My dad resumed towards his room instead of walking over to the dining table where we all sat quivering at what was about to happen next. The tutor had no idea what was about to flounce us, but we knew, and we were getting ready for it while he continued to talk to us. Of course, at this point, it wasn’t as obvious, but we weren’t paying much attention to him except my younger uncle who was still new to my father’s house. He had never been whipped before with my dad’s Koboko, which looks like a shorter version of an Australian Stockwhip, or at least it rips the skin just like it.

When my father came out of his room it was as expected; he had his usual white knicker on, no shirt of course. He stormed the hallway and walked straight into his living room. All of us except the newbie uncle and the tutor jumped off our seats waiting for the beating.  The two seemed confused why, but it was too late. When he came out of his living room, he had his koboko in his left hand – the tougher hand, while he started off with one of my cousins who was already waiting right next to her chair.
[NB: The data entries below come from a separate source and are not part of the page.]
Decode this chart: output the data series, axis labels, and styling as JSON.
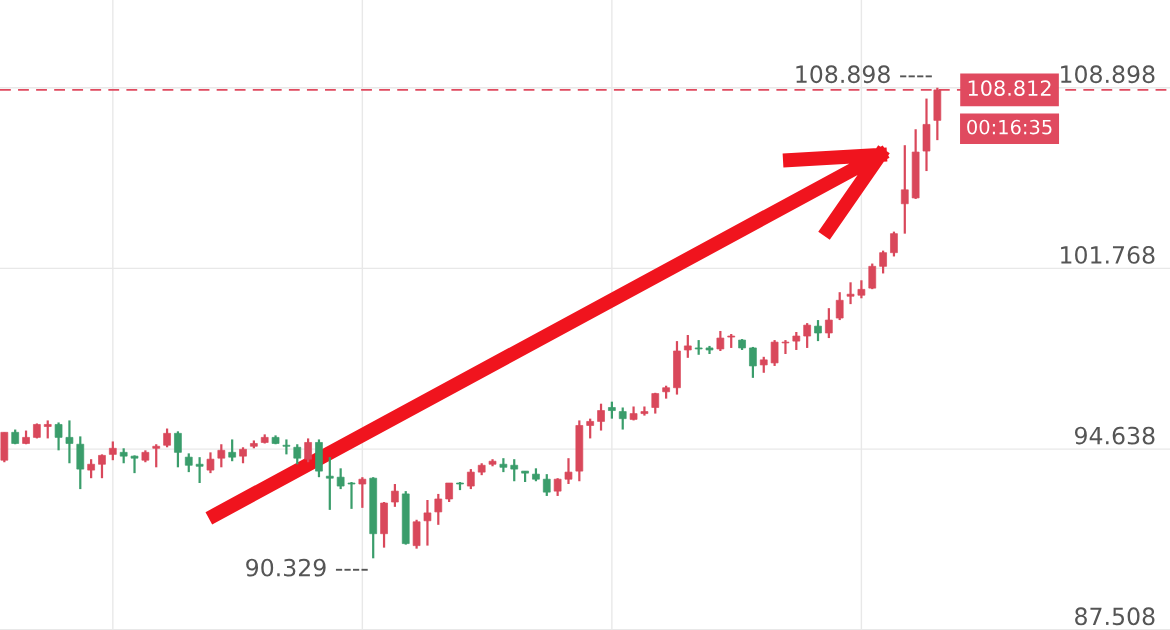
{
  "chart_data": {
    "type": "candlestick",
    "categories": [
      null,
      null,
      null,
      null,
      null,
      null,
      null,
      null,
      null,
      null,
      null,
      null,
      null,
      null,
      null,
      null,
      null,
      null,
      null,
      null,
      null,
      null,
      null,
      null,
      null,
      null,
      null,
      null,
      null,
      null,
      null,
      null,
      null,
      null,
      null,
      null,
      null,
      null,
      null,
      null,
      null,
      null,
      null,
      null,
      null,
      null,
      null,
      null,
      null,
      null,
      null,
      null,
      null,
      null,
      null,
      null,
      null,
      null,
      null,
      null,
      null,
      null,
      null,
      null,
      null,
      null,
      null,
      null,
      null,
      null,
      null,
      null,
      null,
      null,
      null,
      null,
      null,
      null,
      null,
      null,
      null,
      null,
      null,
      null,
      null,
      null,
      null
    ],
    "ohlc": [
      [
        94.2,
        95.3,
        94.12,
        95.3
      ],
      [
        95.3,
        95.41,
        94.83,
        94.86
      ],
      [
        94.86,
        95.37,
        94.83,
        95.1
      ],
      [
        95.1,
        95.65,
        95.06,
        95.61
      ],
      [
        95.53,
        95.77,
        95.06,
        95.61
      ],
      [
        95.61,
        95.69,
        94.59,
        95.1
      ],
      [
        95.1,
        95.77,
        94.08,
        94.86
      ],
      [
        94.83,
        95.14,
        93.06,
        93.85
      ],
      [
        93.81,
        94.24,
        93.49,
        94.04
      ],
      [
        94.04,
        94.43,
        93.49,
        94.39
      ],
      [
        94.43,
        94.94,
        94.2,
        94.67
      ],
      [
        94.51,
        94.67,
        94.08,
        94.36
      ],
      [
        94.36,
        94.39,
        93.69,
        94.28
      ],
      [
        94.2,
        94.59,
        94.12,
        94.51
      ],
      [
        94.67,
        94.83,
        93.92,
        94.75
      ],
      [
        94.79,
        95.45,
        94.71,
        95.26
      ],
      [
        95.26,
        95.34,
        93.92,
        94.51
      ],
      [
        94.32,
        94.47,
        93.73,
        94.0
      ],
      [
        94.04,
        94.32,
        93.3,
        93.96
      ],
      [
        93.81,
        94.51,
        93.69,
        94.24
      ],
      [
        94.28,
        94.83,
        93.92,
        94.59
      ],
      [
        94.51,
        95.02,
        94.16,
        94.32
      ],
      [
        94.36,
        94.71,
        94.08,
        94.63
      ],
      [
        94.75,
        94.98,
        94.67,
        94.86
      ],
      [
        94.9,
        95.22,
        94.86,
        95.1
      ],
      [
        95.1,
        95.18,
        94.83,
        94.86
      ],
      [
        94.79,
        95.02,
        94.43,
        94.75
      ],
      [
        94.71,
        94.83,
        94.04,
        94.28
      ],
      [
        94.24,
        95.06,
        94.12,
        94.9
      ],
      [
        94.9,
        95.02,
        93.53,
        93.77
      ],
      [
        93.57,
        94.32,
        92.24,
        93.49
      ],
      [
        93.53,
        93.88,
        93.06,
        93.18
      ],
      [
        93.3,
        93.34,
        92.28,
        93.26
      ],
      [
        93.26,
        93.53,
        92.32,
        93.45
      ],
      [
        93.49,
        93.53,
        90.329,
        91.3
      ],
      [
        91.3,
        92.55,
        90.75,
        92.51
      ],
      [
        92.55,
        93.26,
        92.36,
        92.98
      ],
      [
        92.87,
        92.98,
        90.87,
        90.91
      ],
      [
        90.83,
        91.85,
        90.71,
        91.77
      ],
      [
        91.81,
        92.63,
        90.83,
        92.12
      ],
      [
        92.16,
        92.87,
        91.65,
        92.67
      ],
      [
        92.67,
        93.3,
        92.55,
        93.3
      ],
      [
        93.3,
        93.34,
        93.02,
        93.26
      ],
      [
        93.18,
        93.85,
        93.06,
        93.73
      ],
      [
        93.73,
        94.08,
        93.61,
        94.0
      ],
      [
        94.04,
        94.24,
        93.96,
        94.16
      ],
      [
        94.04,
        94.28,
        93.73,
        93.92
      ],
      [
        94.0,
        94.24,
        93.37,
        93.85
      ],
      [
        93.77,
        93.77,
        93.34,
        93.69
      ],
      [
        93.65,
        93.88,
        93.37,
        93.45
      ],
      [
        93.45,
        93.65,
        92.79,
        92.94
      ],
      [
        92.98,
        93.49,
        92.79,
        93.45
      ],
      [
        93.45,
        94.28,
        93.26,
        93.73
      ],
      [
        93.77,
        95.77,
        93.37,
        95.57
      ],
      [
        95.57,
        95.84,
        95.06,
        95.73
      ],
      [
        95.73,
        96.43,
        95.37,
        96.16
      ],
      [
        96.28,
        96.51,
        95.84,
        96.16
      ],
      [
        96.12,
        96.28,
        95.41,
        95.84
      ],
      [
        95.81,
        96.32,
        95.77,
        96.04
      ],
      [
        96.04,
        96.32,
        95.96,
        96.12
      ],
      [
        96.28,
        96.86,
        96.04,
        96.83
      ],
      [
        96.9,
        97.14,
        96.63,
        97.06
      ],
      [
        97.06,
        98.9,
        96.79,
        98.51
      ],
      [
        98.55,
        99.14,
        98.24,
        98.71
      ],
      [
        98.63,
        98.94,
        98.36,
        98.59
      ],
      [
        98.63,
        98.71,
        98.39,
        98.55
      ],
      [
        98.59,
        99.3,
        98.51,
        99.02
      ],
      [
        99.06,
        99.18,
        98.63,
        99.1
      ],
      [
        98.94,
        98.98,
        98.55,
        98.63
      ],
      [
        98.63,
        98.67,
        97.45,
        97.92
      ],
      [
        97.96,
        98.28,
        97.65,
        98.16
      ],
      [
        98.04,
        98.94,
        97.92,
        98.86
      ],
      [
        98.83,
        98.94,
        98.39,
        98.86
      ],
      [
        98.9,
        99.26,
        98.55,
        99.1
      ],
      [
        99.1,
        99.61,
        98.63,
        99.53
      ],
      [
        99.49,
        99.73,
        98.9,
        99.22
      ],
      [
        99.22,
        100.2,
        99.02,
        99.73
      ],
      [
        99.81,
        100.83,
        99.73,
        100.51
      ],
      [
        100.67,
        101.22,
        100.36,
        100.75
      ],
      [
        100.71,
        101.3,
        100.59,
        100.94
      ],
      [
        100.99,
        101.96,
        100.95,
        101.85
      ],
      [
        101.85,
        102.47,
        101.57,
        102.39
      ],
      [
        102.39,
        103.22,
        102.24,
        103.14
      ],
      [
        104.32,
        106.63,
        103.14,
        104.87
      ],
      [
        104.55,
        107.26,
        104.51,
        106.36
      ],
      [
        106.4,
        108.47,
        105.61,
        107.45
      ],
      [
        107.61,
        108.898,
        106.83,
        108.812
      ]
    ],
    "colors": [
      "#d9485b",
      "#3a9d6b",
      "#d9485b",
      "#d9485b",
      "#d9485b",
      "#3a9d6b",
      "#3a9d6b",
      "#3a9d6b",
      "#d9485b",
      "#d9485b",
      "#d9485b",
      "#3a9d6b",
      "#3a9d6b",
      "#d9485b",
      "#d9485b",
      "#d9485b",
      "#3a9d6b",
      "#3a9d6b",
      "#3a9d6b",
      "#d9485b",
      "#d9485b",
      "#3a9d6b",
      "#d9485b",
      "#d9485b",
      "#d9485b",
      "#3a9d6b",
      "#3a9d6b",
      "#3a9d6b",
      "#d9485b",
      "#3a9d6b",
      "#3a9d6b",
      "#3a9d6b",
      "#3a9d6b",
      "#d9485b",
      "#3a9d6b",
      "#d9485b",
      "#d9485b",
      "#3a9d6b",
      "#d9485b",
      "#d9485b",
      "#d9485b",
      "#d9485b",
      "#3a9d6b",
      "#d9485b",
      "#d9485b",
      "#d9485b",
      "#3a9d6b",
      "#3a9d6b",
      "#3a9d6b",
      "#3a9d6b",
      "#3a9d6b",
      "#d9485b",
      "#d9485b",
      "#d9485b",
      "#d9485b",
      "#d9485b",
      "#3a9d6b",
      "#3a9d6b",
      "#d9485b",
      "#d9485b",
      "#d9485b",
      "#d9485b",
      "#d9485b",
      "#d9485b",
      "#3a9d6b",
      "#3a9d6b",
      "#d9485b",
      "#d9485b",
      "#3a9d6b",
      "#3a9d6b",
      "#d9485b",
      "#d9485b",
      "#d9485b",
      "#d9485b",
      "#d9485b",
      "#3a9d6b",
      "#d9485b",
      "#d9485b",
      "#d9485b",
      "#d9485b",
      "#d9485b",
      "#d9485b",
      "#d9485b",
      "#d9485b",
      "#d9485b",
      "#d9485b",
      "#d9485b"
    ],
    "ylim": [
      87.5,
      112.36
    ],
    "yticks": [
      87.508,
      94.638,
      101.768,
      108.898
    ],
    "grid": true,
    "ref_lines": [
      {
        "axis": "y",
        "value": 108.812,
        "label": "108.812",
        "color": "#e04a5f",
        "line_style": "dashed"
      }
    ],
    "annotations": [
      "108.898 ----",
      "90.329 ----",
      "00:16:35"
    ]
  }
}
The tutor and my cousin jumped off their seats and stood behind the chairs perplexed at my father whipping the living evening out of everyone one of us, one kid to the next.

Now, we all had tricks to escaping my father whenever his whipping session ensues. When you get whipped about five to six times, you want to run away from him into an open space where he could not reach you while you allow him to be distracted by someone else. We all knew what to do, but my poor young uncle had no clue. He got whipped twice and crawled underneath the dining table – the biggest mistake you could ever make whenever my father had his koboko in his left hand. My dad leaned lower and underneath the table towards him and continued to lash him until he probably landed his usual number, twelve strokes. Meanwhile, he had forgotten about my brother and my other uncle because they sat closer to the sliding door which was much closer to the balcony. They had taken off to the balustrades along with the rest of us that already took a few lashes of the leather.
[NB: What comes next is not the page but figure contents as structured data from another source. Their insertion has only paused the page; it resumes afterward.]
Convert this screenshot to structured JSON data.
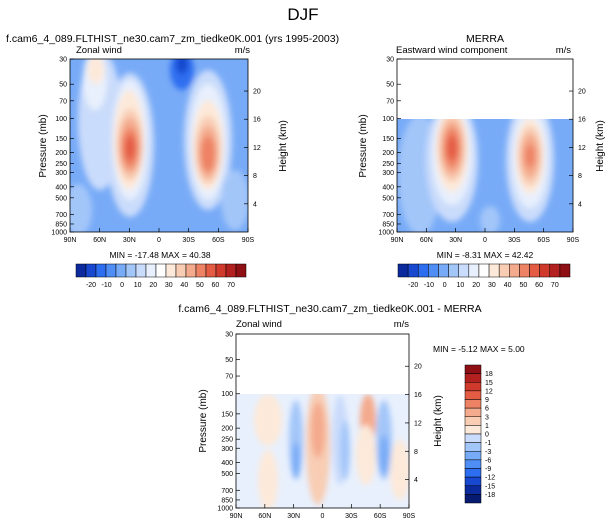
{
  "figure_title": "DJF",
  "panels": [
    {
      "title": "f.cam6_4_089.FLTHIST_ne30.cam7_zm_tiedke0K.001 (yrs 1995-2003)",
      "left_string": "Zonal wind",
      "right_string": "m/s",
      "ylabel": "Pressure (mb)",
      "ylabel_right": "Height (km)",
      "stats": "MIN = -17.48  MAX = 40.38"
    },
    {
      "title": "MERRA",
      "left_string": "Eastward wind component",
      "right_string": "m/s",
      "ylabel": "Pressure (mb)",
      "ylabel_right": "Height (km)",
      "stats": "MIN = -8.31  MAX = 42.42"
    },
    {
      "title": "f.cam6_4_089.FLTHIST_ne30.cam7_zm_tiedke0K.001 - MERRA",
      "left_string": "Zonal wind",
      "right_string": "m/s",
      "ylabel": "Pressure (mb)",
      "ylabel_right": "Height (km)",
      "stats": "MIN = -5.12  MAX =  5.00"
    }
  ],
  "chart_data": [
    {
      "type": "heatmap",
      "panel": "model",
      "variable": "Zonal wind",
      "units": "m/s",
      "x_ticks": [
        "90N",
        "60N",
        "30N",
        "0",
        "30S",
        "60S",
        "90S"
      ],
      "y_ticks_pressure": [
        "30",
        "50",
        "70",
        "100",
        "150",
        "200",
        "250",
        "300",
        "400",
        "500",
        "700",
        "850",
        "1000"
      ],
      "y_ticks_height": [
        "4",
        "8",
        "12",
        "16",
        "20"
      ],
      "ylim_pressure": [
        1000,
        30
      ],
      "min": -17.48,
      "max": 40.38,
      "jet_maxima": [
        {
          "lat": 30,
          "pressure": 200,
          "value": 40.38
        },
        {
          "lat": -50,
          "pressure": 250,
          "value": 32
        }
      ]
    },
    {
      "type": "heatmap",
      "panel": "obs",
      "variable": "Eastward wind component",
      "units": "m/s",
      "x_ticks": [
        "90N",
        "60N",
        "30N",
        "0",
        "30S",
        "60S",
        "90S"
      ],
      "y_ticks_pressure": [
        "30",
        "50",
        "70",
        "100",
        "150",
        "200",
        "250",
        "300",
        "400",
        "500",
        "700",
        "850",
        "1000"
      ],
      "y_ticks_height": [
        "4",
        "8",
        "12",
        "16",
        "20"
      ],
      "data_top_pressure": 100,
      "min": -8.31,
      "max": 42.42,
      "jet_maxima": [
        {
          "lat": 30,
          "pressure": 200,
          "value": 42.42
        },
        {
          "lat": -45,
          "pressure": 250,
          "value": 33
        }
      ]
    },
    {
      "type": "heatmap",
      "panel": "difference",
      "variable": "Zonal wind",
      "units": "m/s",
      "x_ticks": [
        "90N",
        "60N",
        "30N",
        "0",
        "30S",
        "60S",
        "90S"
      ],
      "y_ticks_pressure": [
        "30",
        "50",
        "70",
        "100",
        "150",
        "200",
        "250",
        "300",
        "400",
        "500",
        "700",
        "850",
        "1000"
      ],
      "y_ticks_height": [
        "4",
        "8",
        "12",
        "16",
        "20"
      ],
      "data_top_pressure": 100,
      "min": -5.12,
      "max": 5.0
    }
  ],
  "colorbar_main": {
    "labels": [
      "-20",
      "-10",
      "0",
      "10",
      "20",
      "30",
      "40",
      "50",
      "60",
      "70"
    ],
    "colors": [
      "#0a2a9e",
      "#1748cf",
      "#2d6ef0",
      "#4f8ef5",
      "#78abf7",
      "#a3c6f9",
      "#cadcfb",
      "#e8f0fd",
      "#ffffff",
      "#fde9d9",
      "#f8cdb4",
      "#f4aa8d",
      "#ee8264",
      "#e45c44",
      "#cf3a2c",
      "#b2201f",
      "#8e0f14"
    ]
  },
  "colorbar_diff": {
    "labels": [
      "18",
      "15",
      "12",
      "9",
      "6",
      "3",
      "1",
      "0",
      "-1",
      "-3",
      "-6",
      "-9",
      "-12",
      "-15",
      "-18"
    ],
    "colors": [
      "#8e0f14",
      "#b2201f",
      "#cf3a2c",
      "#e45c44",
      "#ee8264",
      "#f4aa8d",
      "#f8cdb4",
      "#fde9d9",
      "#cadcfb",
      "#a3c6f9",
      "#78abf7",
      "#4f8ef5",
      "#2d6ef0",
      "#1748cf",
      "#0a2a9e",
      "#061a70"
    ]
  }
}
The tutor was now standing a few feet away from us, the dining table, and my dad altogether. With his arms dangling by his sides and mouth wide open, he stood next to my mom and grandma that couldn’t do much about what was going on but to watch. When my father finished with us, he stormed out of our parlor and back into his living room while slamming the door behind him. As some of us continued to cry while others that escaped my dad’s whip pretended to cry in pain, my grandma turned to the tutor and asked him, “Did you expect what just happened?” He turned to her with his mouth still wide open, unable to alter a single word. Grandma continued, “I guess next time you know what to do. That’s why we don’t report the kids to him half the time. That’s his way.”

Later at night, while recapping the thrashing episode from my dad in the boy’s bedroom, where we all shared beds, we made fun of the new guy, what his mistake was and what he needed to do next time such occasion presented itself. As far as he was concerned, it was still difficult for him to process why my father had to go that far. His father had never laid hands on him while he was alive, so he was pretty much in shock while the rest of us laughed off the incident as one of many. My brother and the other uncle thanked him for taking up just enough strokes for my dad to forget about them.

The following evening, we all scored a hundred percent on our homework of course. However, the tutor apologized to us. He didn’t think our dad could go that far on an issue he expected him to warn or advise us about. At the end of the academic year, I had the highest score in math in the entire school of thousands of students.